Она вскрикнула, всего один раз. Руки, схватившие ее запястья, прижавшие ее к постели, были гибкими, ласковыми. Но твердыми.
Она посмотрела ему в глаза.
– Есть ли разница, – прошептала она, – между браком и изнасилованием?
Пьетро ей не ответил. Он склонялся над ней, медленно.
Ее голова моталась как у безумной. Налево, направо, в ярком облаке ее волос.
Но он нашел ее рот.
Рот был холодным как лед.
Но в нем проснулось желание. Он хотел ее.
Он целовал ее рот, ласкал своими губами. Медленно, нежно. Зная, что ее ненависть к нему чиста и ничем не затемнена. Но помня, что она женщина, которую любили. Которая любила. Что тело такой женщины знает, что такое телесный голод. Все помнит. Лед был тонким. Память разогревала кровь.
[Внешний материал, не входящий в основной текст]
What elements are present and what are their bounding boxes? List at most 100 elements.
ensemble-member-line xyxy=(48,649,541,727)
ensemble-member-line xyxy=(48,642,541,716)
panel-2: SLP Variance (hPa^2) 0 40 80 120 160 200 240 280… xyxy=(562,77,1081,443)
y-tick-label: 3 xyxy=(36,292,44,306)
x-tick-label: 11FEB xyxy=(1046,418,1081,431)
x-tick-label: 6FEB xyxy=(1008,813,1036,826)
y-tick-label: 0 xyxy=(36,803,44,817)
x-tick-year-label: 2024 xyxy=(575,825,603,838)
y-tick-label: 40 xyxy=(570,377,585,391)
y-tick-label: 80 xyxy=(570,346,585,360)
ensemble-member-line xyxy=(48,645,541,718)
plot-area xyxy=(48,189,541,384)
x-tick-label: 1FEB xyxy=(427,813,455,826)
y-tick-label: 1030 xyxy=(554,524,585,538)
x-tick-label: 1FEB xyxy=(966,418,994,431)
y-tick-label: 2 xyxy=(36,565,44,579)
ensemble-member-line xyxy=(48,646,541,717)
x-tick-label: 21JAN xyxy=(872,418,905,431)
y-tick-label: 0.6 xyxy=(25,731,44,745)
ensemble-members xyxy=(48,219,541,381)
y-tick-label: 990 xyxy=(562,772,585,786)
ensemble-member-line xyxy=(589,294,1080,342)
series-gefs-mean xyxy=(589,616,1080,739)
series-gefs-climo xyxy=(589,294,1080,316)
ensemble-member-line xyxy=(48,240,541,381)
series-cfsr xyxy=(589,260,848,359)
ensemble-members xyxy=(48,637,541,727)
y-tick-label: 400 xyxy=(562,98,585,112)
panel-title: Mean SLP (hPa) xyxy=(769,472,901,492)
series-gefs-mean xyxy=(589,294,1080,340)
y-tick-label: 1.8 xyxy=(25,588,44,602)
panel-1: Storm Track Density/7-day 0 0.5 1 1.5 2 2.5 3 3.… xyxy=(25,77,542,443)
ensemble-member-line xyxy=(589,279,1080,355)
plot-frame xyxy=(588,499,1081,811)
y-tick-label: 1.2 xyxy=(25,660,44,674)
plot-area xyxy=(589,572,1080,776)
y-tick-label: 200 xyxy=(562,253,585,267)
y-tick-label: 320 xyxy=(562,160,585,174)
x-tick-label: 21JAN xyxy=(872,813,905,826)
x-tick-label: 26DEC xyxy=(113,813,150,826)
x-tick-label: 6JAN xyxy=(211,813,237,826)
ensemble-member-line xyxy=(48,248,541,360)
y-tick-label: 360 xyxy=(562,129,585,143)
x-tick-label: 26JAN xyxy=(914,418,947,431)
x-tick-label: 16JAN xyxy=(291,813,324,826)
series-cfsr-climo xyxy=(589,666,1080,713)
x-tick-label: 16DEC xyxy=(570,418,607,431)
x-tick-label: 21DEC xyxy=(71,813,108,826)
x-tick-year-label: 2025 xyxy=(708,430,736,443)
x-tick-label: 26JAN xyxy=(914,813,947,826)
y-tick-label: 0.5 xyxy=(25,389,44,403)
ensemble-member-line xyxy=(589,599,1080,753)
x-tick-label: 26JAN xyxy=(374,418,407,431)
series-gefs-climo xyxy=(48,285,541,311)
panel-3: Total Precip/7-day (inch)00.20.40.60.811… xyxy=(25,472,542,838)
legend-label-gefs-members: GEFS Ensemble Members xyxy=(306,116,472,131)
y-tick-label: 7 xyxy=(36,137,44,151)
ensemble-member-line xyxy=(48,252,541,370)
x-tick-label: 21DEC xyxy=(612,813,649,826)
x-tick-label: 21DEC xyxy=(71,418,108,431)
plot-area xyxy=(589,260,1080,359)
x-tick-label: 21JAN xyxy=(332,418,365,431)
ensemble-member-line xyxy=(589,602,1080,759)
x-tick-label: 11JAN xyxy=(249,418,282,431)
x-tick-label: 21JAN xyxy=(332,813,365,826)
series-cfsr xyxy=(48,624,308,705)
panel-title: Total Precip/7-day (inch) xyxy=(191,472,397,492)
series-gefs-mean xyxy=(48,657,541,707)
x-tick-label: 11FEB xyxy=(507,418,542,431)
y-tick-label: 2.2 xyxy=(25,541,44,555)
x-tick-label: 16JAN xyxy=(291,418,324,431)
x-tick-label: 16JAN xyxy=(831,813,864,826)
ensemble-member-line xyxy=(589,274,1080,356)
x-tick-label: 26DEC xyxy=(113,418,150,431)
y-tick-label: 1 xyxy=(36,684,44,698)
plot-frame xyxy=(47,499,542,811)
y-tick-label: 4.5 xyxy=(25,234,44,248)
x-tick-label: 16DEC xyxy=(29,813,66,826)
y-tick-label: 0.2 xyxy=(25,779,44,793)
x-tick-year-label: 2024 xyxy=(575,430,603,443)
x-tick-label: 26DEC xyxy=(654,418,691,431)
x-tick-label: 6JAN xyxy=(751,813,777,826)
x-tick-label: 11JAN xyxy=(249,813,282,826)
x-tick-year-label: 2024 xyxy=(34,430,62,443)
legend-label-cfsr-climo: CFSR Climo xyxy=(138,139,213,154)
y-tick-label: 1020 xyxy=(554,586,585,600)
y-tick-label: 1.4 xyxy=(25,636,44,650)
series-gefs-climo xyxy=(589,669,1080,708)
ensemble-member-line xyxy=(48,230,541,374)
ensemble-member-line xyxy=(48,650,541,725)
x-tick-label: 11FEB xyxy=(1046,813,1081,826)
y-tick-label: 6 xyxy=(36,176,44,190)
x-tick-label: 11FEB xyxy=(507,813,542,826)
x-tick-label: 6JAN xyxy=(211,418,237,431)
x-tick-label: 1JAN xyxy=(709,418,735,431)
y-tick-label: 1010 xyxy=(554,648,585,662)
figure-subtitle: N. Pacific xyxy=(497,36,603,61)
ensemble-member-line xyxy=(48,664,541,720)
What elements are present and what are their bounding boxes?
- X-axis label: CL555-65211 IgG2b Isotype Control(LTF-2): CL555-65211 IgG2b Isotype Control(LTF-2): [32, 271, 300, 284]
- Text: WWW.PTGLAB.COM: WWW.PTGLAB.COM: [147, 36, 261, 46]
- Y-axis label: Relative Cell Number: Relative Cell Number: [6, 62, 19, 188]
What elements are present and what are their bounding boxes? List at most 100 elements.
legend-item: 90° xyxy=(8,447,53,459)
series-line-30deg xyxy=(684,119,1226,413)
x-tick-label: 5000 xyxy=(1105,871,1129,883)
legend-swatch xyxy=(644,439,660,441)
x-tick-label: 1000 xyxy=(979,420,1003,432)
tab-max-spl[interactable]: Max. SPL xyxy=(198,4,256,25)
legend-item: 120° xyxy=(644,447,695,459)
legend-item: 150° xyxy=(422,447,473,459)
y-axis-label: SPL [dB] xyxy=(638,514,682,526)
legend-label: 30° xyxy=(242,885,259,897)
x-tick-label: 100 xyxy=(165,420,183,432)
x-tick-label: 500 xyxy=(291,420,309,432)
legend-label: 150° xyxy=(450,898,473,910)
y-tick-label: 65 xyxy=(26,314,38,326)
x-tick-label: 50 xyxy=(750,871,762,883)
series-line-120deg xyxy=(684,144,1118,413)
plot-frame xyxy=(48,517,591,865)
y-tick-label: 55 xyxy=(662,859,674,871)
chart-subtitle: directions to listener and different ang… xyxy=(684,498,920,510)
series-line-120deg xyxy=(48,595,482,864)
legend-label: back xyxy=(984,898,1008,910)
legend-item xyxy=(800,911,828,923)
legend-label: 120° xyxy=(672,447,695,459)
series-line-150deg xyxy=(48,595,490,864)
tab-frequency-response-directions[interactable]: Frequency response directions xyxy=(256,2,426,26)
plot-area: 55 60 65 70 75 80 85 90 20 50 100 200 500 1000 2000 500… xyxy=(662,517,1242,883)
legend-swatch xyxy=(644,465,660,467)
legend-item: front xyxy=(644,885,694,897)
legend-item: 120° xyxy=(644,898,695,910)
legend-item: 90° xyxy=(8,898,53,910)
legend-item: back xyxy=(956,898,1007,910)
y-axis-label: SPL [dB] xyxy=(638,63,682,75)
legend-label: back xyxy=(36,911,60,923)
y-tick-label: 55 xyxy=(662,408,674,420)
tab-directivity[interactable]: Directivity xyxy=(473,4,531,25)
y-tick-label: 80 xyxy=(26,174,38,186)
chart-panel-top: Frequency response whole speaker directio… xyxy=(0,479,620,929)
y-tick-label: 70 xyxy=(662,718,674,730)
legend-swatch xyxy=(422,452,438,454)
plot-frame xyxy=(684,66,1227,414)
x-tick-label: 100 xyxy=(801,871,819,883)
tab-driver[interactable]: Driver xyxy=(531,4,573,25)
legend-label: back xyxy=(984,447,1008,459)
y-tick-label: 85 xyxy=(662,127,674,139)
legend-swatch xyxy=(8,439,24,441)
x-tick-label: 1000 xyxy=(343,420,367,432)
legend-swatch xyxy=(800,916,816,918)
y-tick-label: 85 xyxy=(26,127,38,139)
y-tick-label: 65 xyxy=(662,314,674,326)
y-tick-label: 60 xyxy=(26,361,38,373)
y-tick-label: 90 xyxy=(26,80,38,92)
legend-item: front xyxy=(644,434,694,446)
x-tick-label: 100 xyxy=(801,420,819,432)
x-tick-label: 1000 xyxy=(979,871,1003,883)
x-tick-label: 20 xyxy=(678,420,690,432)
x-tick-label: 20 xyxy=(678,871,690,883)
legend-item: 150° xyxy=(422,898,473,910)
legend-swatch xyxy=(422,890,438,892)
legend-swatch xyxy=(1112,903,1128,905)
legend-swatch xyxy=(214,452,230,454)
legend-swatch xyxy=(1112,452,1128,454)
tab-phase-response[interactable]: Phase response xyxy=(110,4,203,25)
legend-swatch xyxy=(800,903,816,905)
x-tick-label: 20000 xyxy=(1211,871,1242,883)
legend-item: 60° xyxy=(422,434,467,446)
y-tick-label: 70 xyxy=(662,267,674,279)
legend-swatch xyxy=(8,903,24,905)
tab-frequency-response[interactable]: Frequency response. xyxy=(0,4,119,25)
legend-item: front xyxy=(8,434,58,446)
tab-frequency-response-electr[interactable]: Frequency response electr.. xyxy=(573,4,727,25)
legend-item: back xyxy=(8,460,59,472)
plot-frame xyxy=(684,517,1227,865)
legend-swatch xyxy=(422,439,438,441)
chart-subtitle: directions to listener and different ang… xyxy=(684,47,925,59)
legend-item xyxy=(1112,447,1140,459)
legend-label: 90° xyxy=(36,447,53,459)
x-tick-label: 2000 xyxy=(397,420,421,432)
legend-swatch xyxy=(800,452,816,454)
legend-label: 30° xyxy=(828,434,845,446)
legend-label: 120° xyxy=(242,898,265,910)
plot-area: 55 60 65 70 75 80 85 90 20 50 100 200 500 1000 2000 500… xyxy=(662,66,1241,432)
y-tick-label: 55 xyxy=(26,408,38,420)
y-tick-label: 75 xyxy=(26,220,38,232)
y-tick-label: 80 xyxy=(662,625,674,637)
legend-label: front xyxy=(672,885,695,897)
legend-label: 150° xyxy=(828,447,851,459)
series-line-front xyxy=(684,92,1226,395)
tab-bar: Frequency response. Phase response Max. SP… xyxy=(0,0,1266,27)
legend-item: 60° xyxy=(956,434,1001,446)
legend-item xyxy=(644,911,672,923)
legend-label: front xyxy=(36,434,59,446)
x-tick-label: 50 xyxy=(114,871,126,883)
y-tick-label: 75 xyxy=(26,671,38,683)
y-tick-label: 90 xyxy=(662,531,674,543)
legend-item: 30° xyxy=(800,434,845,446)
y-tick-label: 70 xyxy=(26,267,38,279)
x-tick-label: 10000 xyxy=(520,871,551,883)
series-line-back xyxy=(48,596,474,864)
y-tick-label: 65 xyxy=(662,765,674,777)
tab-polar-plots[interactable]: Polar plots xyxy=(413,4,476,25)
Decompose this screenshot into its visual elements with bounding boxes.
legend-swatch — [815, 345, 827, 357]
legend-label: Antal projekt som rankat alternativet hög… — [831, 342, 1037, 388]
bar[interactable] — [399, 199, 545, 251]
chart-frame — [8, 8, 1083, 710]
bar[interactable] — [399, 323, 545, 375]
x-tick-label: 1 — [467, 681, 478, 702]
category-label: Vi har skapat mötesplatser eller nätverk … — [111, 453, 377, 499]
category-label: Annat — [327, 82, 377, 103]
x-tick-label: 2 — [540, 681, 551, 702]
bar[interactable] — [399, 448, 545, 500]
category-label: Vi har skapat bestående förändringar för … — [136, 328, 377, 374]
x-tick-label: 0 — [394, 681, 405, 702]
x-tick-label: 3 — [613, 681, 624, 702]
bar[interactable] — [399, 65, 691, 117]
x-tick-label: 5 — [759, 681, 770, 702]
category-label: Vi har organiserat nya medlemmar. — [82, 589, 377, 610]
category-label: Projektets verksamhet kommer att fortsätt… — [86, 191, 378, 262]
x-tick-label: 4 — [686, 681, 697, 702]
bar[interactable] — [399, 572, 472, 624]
И все-таки она оттаивала так стремительно, что он поразился.
Он почувствовал, как ее губы, словно лепестки какого-то экзотического цветка, раскрылись и вдруг прижались к его губам, ищущие, впитывающие, пока кровь в его венах уже не стучала, а взорвалась.
Он откинулся назад и освободил ее руки.
– У госпожи, – прошептал он, – все еще есть ее сарацинский кинжал.
Она лежала, глядя на него. Ее зрачки расширились так, что радужная оболочка стала почти не видна, – только узкий голубой ободок вокруг черноты. Ее рот окаменел.
– Будь ты проклят! – всхлипнула она. – Пусть все дьяволы ада растерзают твою душу!
Ее руки взметнулись и обхватили его голову. Он услышал далекий и слабый звук упавшего на пол кинжала.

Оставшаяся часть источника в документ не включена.